Réding (/fr/; Rieding) is a commune in the Moselle department in Grand Est in north-eastern France.

== Geography ==
Réding is located in the south of the Moselle department, near Sarrebourg.

The commune is crossed by the RN4 and close to the A4 highway.

The Réding station is an important junction station. Located on the line from Paris to Strasbourg, it is the starting point of the line from Réding to Metz-Ville and the line from Réding to Diemeringen which connects the LGV Est to the classic train lines.

Réding is served by the bus line n° 1 of the iSibus network.

=== Hydrography ===
The municipality is located in the Rhine watershed within the Rhine-Meuse basin. It is drained by the Bièvre, the Eichmatte stream, the Otterbach stream, the Bubenbach stream and the Steiglenbach.

The quality of the water of the commune river system, in particular the Bievre, can be consulted on a dedicated site managed by the agences de l'eau and the Office Français de la Biodiversité.

== History ==
The first appearance of the name Réding (Rodinga) dates from 789, in the description of the Wissembourg abbey.

On 16 June 1035 the chapel of Grand Eich was consecrated to St. Ulrich.

In 1361, there is mention in the archpriesthood of Sarrebourg of a main town called Réding and an annex called Eich.

Réding suffered the full force of the Thirty Years' War. In 1631, of the 76 families existing at that time, there will remain only 15 inhabitants.

In 1661, with the treaty of Vincennes between the duke of Lorraine and Louis XIV, Sarrebourg and Phalsbourg (with Réding) are taken away from Lorraine to be attached to the Three Bishoprics (Metz, Toul and Verdun). It is then at this time that the commune became French.

Between 1795 and 1800, Réding absorbed the communes of Eich and Petit Eich.

In accordance with the Treaty of Frankfurt of 1871, Réding was annexed to the German Empire like Alsace-Lorraine as a whole.

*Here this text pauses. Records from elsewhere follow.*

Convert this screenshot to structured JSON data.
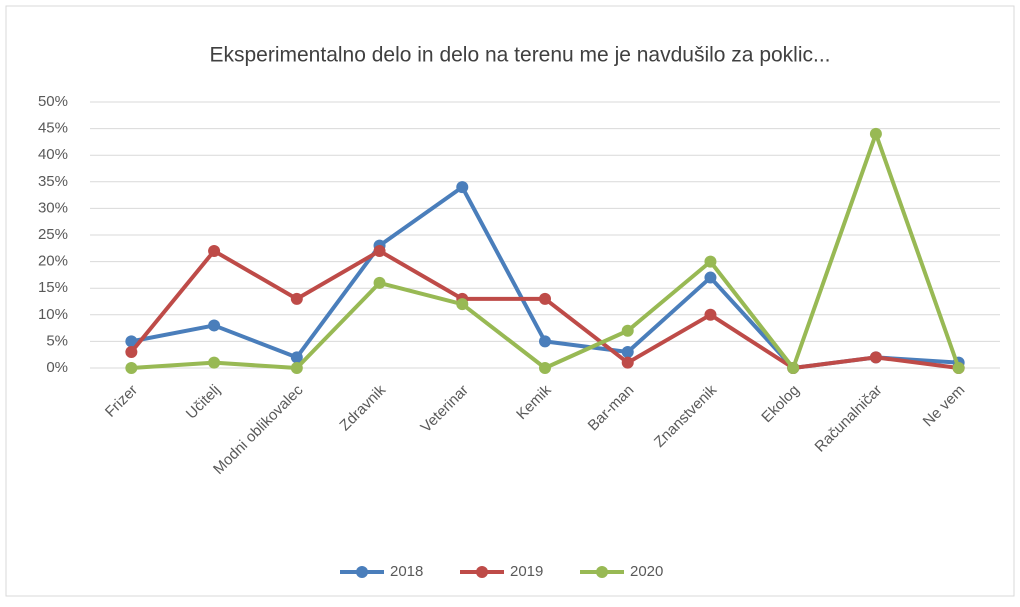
{
  "chart_data": {
    "type": "line",
    "title": "Eksperimentalno delo in delo na terenu me je navdušilo za poklic...",
    "categories": [
      "Frizer",
      "Učitelj",
      "Modni oblikovalec",
      "Zdravnik",
      "Veterinar",
      "Kemik",
      "Bar-man",
      "Znanstvenik",
      "Ekolog",
      "Računalničar",
      "Ne vem"
    ],
    "series": [
      {
        "name": "2018",
        "color": "#4a7ebb",
        "values": [
          5,
          8,
          2,
          23,
          34,
          5,
          3,
          17,
          0,
          2,
          1
        ]
      },
      {
        "name": "2019",
        "color": "#be4b48",
        "values": [
          3,
          22,
          13,
          22,
          13,
          13,
          1,
          10,
          0,
          2,
          0
        ]
      },
      {
        "name": "2020",
        "color": "#98b954",
        "values": [
          0,
          1,
          0,
          16,
          12,
          0,
          7,
          20,
          0,
          44,
          0
        ]
      }
    ],
    "ylim": [
      0,
      50
    ],
    "yticks": [
      {
        "value": 0,
        "label": "0%"
      },
      {
        "value": 5,
        "label": "5%"
      },
      {
        "value": 10,
        "label": "10%"
      },
      {
        "value": 15,
        "label": "15%"
      },
      {
        "value": 20,
        "label": "20%"
      },
      {
        "value": 25,
        "label": "25%"
      },
      {
        "value": 30,
        "label": "30%"
      },
      {
        "value": 35,
        "label": "35%"
      },
      {
        "value": 40,
        "label": "40%"
      },
      {
        "value": 45,
        "label": "45%"
      },
      {
        "value": 50,
        "label": "50%"
      }
    ],
    "grid": true,
    "legend": "bottom"
  }
}
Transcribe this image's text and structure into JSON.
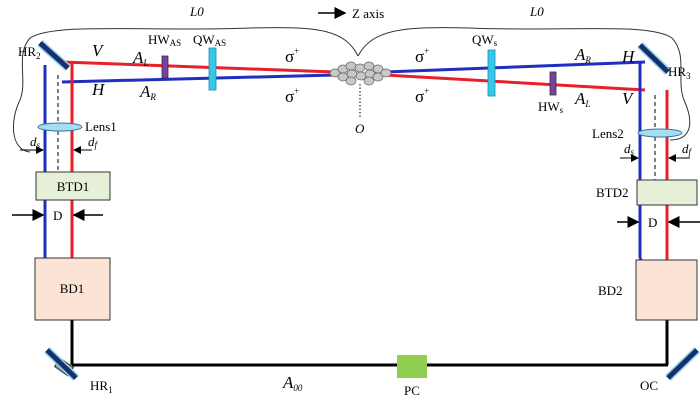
{
  "top": {
    "l0_left": "L0",
    "l0_right": "L0",
    "z_axis": "Z axis"
  },
  "left_arm": {
    "hr2": {
      "text": "HR",
      "sub": "2"
    },
    "v": "V",
    "h": "H",
    "a_l": {
      "text": "A",
      "sub": "L"
    },
    "a_r": {
      "text": "A",
      "sub": "R"
    },
    "hw": {
      "text": "HW",
      "sub": "AS"
    },
    "qw": {
      "text": "QW",
      "sub": "AS"
    },
    "sigma_upper": {
      "text": "σ",
      "sup": "+"
    },
    "sigma_lower": {
      "text": "σ",
      "sup": "+"
    },
    "lens": "Lens1",
    "ds": {
      "text": "d",
      "sub": "s"
    },
    "df": {
      "text": "d",
      "sub": "f"
    },
    "btd": "BTD1",
    "d": "D",
    "bd": "BD1",
    "hr1": {
      "text": "HR",
      "sub": "1"
    }
  },
  "right_arm": {
    "hr3": {
      "text": "HR",
      "sub": "3"
    },
    "h": "H",
    "v": "V",
    "a_r": {
      "text": "A",
      "sub": "R"
    },
    "a_l": {
      "text": "A",
      "sub": "L"
    },
    "qw": {
      "text": "QW",
      "sub": "s"
    },
    "hw": {
      "text": "HW",
      "sub": "s"
    },
    "sigma_upper": {
      "text": "σ",
      "sup": "+"
    },
    "sigma_lower": {
      "text": "σ",
      "sup": "+"
    },
    "lens": "Lens2",
    "ds": {
      "text": "d",
      "sub": "s"
    },
    "df": {
      "text": "d",
      "sub": "f"
    },
    "btd": "BTD2",
    "d": "D",
    "bd": "BD2"
  },
  "center": {
    "origin": "O"
  },
  "bottom": {
    "a00": {
      "text": "A",
      "sub": "00"
    },
    "pc": "PC",
    "oc": "OC"
  }
}
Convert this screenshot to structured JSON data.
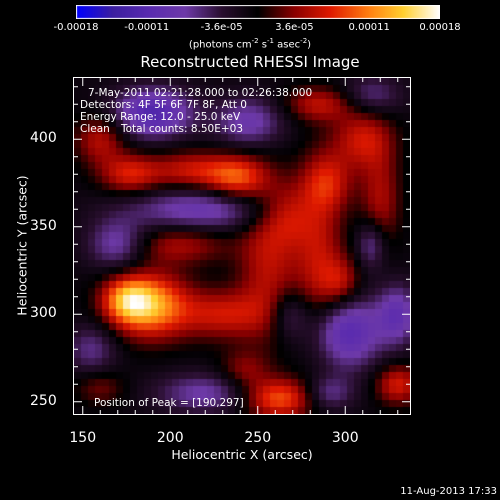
{
  "colorbar": {
    "tick_labels": [
      "-0.00018",
      "-0.00011",
      "-3.6e-05",
      "3.6e-05",
      "0.00011",
      "0.00018"
    ],
    "tick_values": [
      -0.00018,
      -0.00011,
      -3.6e-05,
      3.6e-05,
      0.00011,
      0.00018
    ],
    "range": [
      -0.00018,
      0.00018
    ],
    "unit_label": "(photons cm",
    "unit_exp1": "-2",
    "unit_mid": " s",
    "unit_exp2": "-1",
    "unit_mid2": " asec",
    "unit_exp3": "-2",
    "unit_end": ")",
    "colors": [
      "#0000ff",
      "#3c1fa0",
      "#5a2bb0",
      "#6e3aa8",
      "#2a0f30",
      "#000000",
      "#8a0000",
      "#e01a00",
      "#ff7a10",
      "#ffd030",
      "#ffffff"
    ]
  },
  "chart_data": {
    "type": "heatmap",
    "title": "Reconstructed RHESSI Image",
    "xlabel": "Heliocentric X (arcsec)",
    "ylabel": "Heliocentric Y (arcsec)",
    "xlim": [
      145,
      337
    ],
    "ylim": [
      243,
      435
    ],
    "x_ticks": [
      150,
      200,
      250,
      300
    ],
    "y_ticks": [
      250,
      300,
      350,
      400
    ],
    "annotations": {
      "time_range": "7-May-2011 02:21:28.000 to 02:26:38.000",
      "detectors": "Detectors: 4F 5F 6F 7F 8F, Att 0",
      "energy_range": "Energy Range: 12.0 - 25.0 keV",
      "clean": "Clean",
      "total_counts": "Total counts: 8.50E+03",
      "peak": "Position of Peak = [190,297]"
    },
    "peak_position": [
      190,
      297
    ],
    "sources": [
      {
        "x": 189,
        "y": 305,
        "amp": 1.0,
        "sx": 15,
        "sy": 13
      },
      {
        "x": 175,
        "y": 308,
        "amp": 0.75,
        "sx": 10,
        "sy": 9
      },
      {
        "x": 238,
        "y": 378,
        "amp": 0.72,
        "sx": 12,
        "sy": 9
      },
      {
        "x": 212,
        "y": 382,
        "amp": 0.55,
        "sx": 16,
        "sy": 8
      },
      {
        "x": 177,
        "y": 380,
        "amp": 0.6,
        "sx": 12,
        "sy": 8
      },
      {
        "x": 262,
        "y": 252,
        "amp": 0.8,
        "sx": 14,
        "sy": 8
      },
      {
        "x": 230,
        "y": 300,
        "amp": 0.55,
        "sx": 18,
        "sy": 10
      },
      {
        "x": 205,
        "y": 340,
        "amp": 0.45,
        "sx": 20,
        "sy": 8
      },
      {
        "x": 256,
        "y": 330,
        "amp": 0.5,
        "sx": 12,
        "sy": 30
      },
      {
        "x": 285,
        "y": 330,
        "amp": 0.5,
        "sx": 10,
        "sy": 35
      },
      {
        "x": 298,
        "y": 318,
        "amp": 0.45,
        "sx": 8,
        "sy": 10
      },
      {
        "x": 310,
        "y": 400,
        "amp": 0.55,
        "sx": 12,
        "sy": 12
      },
      {
        "x": 285,
        "y": 420,
        "amp": 0.5,
        "sx": 14,
        "sy": 7
      },
      {
        "x": 320,
        "y": 365,
        "amp": 0.45,
        "sx": 8,
        "sy": 20
      },
      {
        "x": 330,
        "y": 260,
        "amp": 0.6,
        "sx": 9,
        "sy": 8
      },
      {
        "x": 160,
        "y": 400,
        "amp": 0.5,
        "sx": 10,
        "sy": 10
      },
      {
        "x": 160,
        "y": 258,
        "amp": 0.3,
        "sx": 10,
        "sy": 7
      },
      {
        "x": 242,
        "y": 268,
        "amp": 0.35,
        "sx": 10,
        "sy": 8
      },
      {
        "x": 290,
        "y": 375,
        "amp": 0.5,
        "sx": 10,
        "sy": 12
      },
      {
        "x": 268,
        "y": 357,
        "amp": 0.4,
        "sx": 10,
        "sy": 12
      },
      {
        "x": 190,
        "y": 415,
        "amp": -0.85,
        "sx": 16,
        "sy": 10
      },
      {
        "x": 218,
        "y": 360,
        "amp": -0.6,
        "sx": 30,
        "sy": 9
      },
      {
        "x": 300,
        "y": 290,
        "amp": -0.8,
        "sx": 15,
        "sy": 15
      },
      {
        "x": 330,
        "y": 300,
        "amp": -0.6,
        "sx": 8,
        "sy": 12
      },
      {
        "x": 315,
        "y": 340,
        "amp": -0.5,
        "sx": 6,
        "sy": 10
      },
      {
        "x": 220,
        "y": 255,
        "amp": -0.5,
        "sx": 20,
        "sy": 8
      },
      {
        "x": 245,
        "y": 410,
        "amp": -0.55,
        "sx": 14,
        "sy": 10
      },
      {
        "x": 170,
        "y": 340,
        "amp": -0.55,
        "sx": 12,
        "sy": 10
      },
      {
        "x": 290,
        "y": 255,
        "amp": -0.45,
        "sx": 10,
        "sy": 7
      },
      {
        "x": 268,
        "y": 300,
        "amp": -0.4,
        "sx": 8,
        "sy": 10
      },
      {
        "x": 315,
        "y": 425,
        "amp": -0.4,
        "sx": 12,
        "sy": 8
      },
      {
        "x": 155,
        "y": 280,
        "amp": -0.4,
        "sx": 10,
        "sy": 10
      }
    ]
  },
  "footer": {
    "timestamp": "11-Aug-2013 17:33"
  }
}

The town became French again, after the end of the First World War.

== Sport ==
Réding has several sport clubs.

The town's football club is the A.S. Réding. It was founded in 1936. It has several teams of different levels, including the fanion team which plays at the Régional 3 level.

The tennis club of Réding, which was founded in 1977, was created by Jean Bourst.

The petanque club of the town was founded in 2002, on the initiative of Guy Pronnier. It is currently chaired by Jean-Paul Frank. From time to time, the association organises competitions and sporting events.

Réding also has a remote-controlled buggy club. It was founded by Jean-Marie Deschaseaux. The Auto Buggy Club de Réding hosts a number of competitions, even some international ones, such as the world remote-controlled motorbike championship in 2024.

== Cultural events and festivities ==
The traditional kirb festival has been celebrated in the municipality in October for many decades.

In 2016, this celebration was expanded with the addition of the "Reding en fête" event. Events of the Breast Cancer Awareness Month are sometimes associated with it.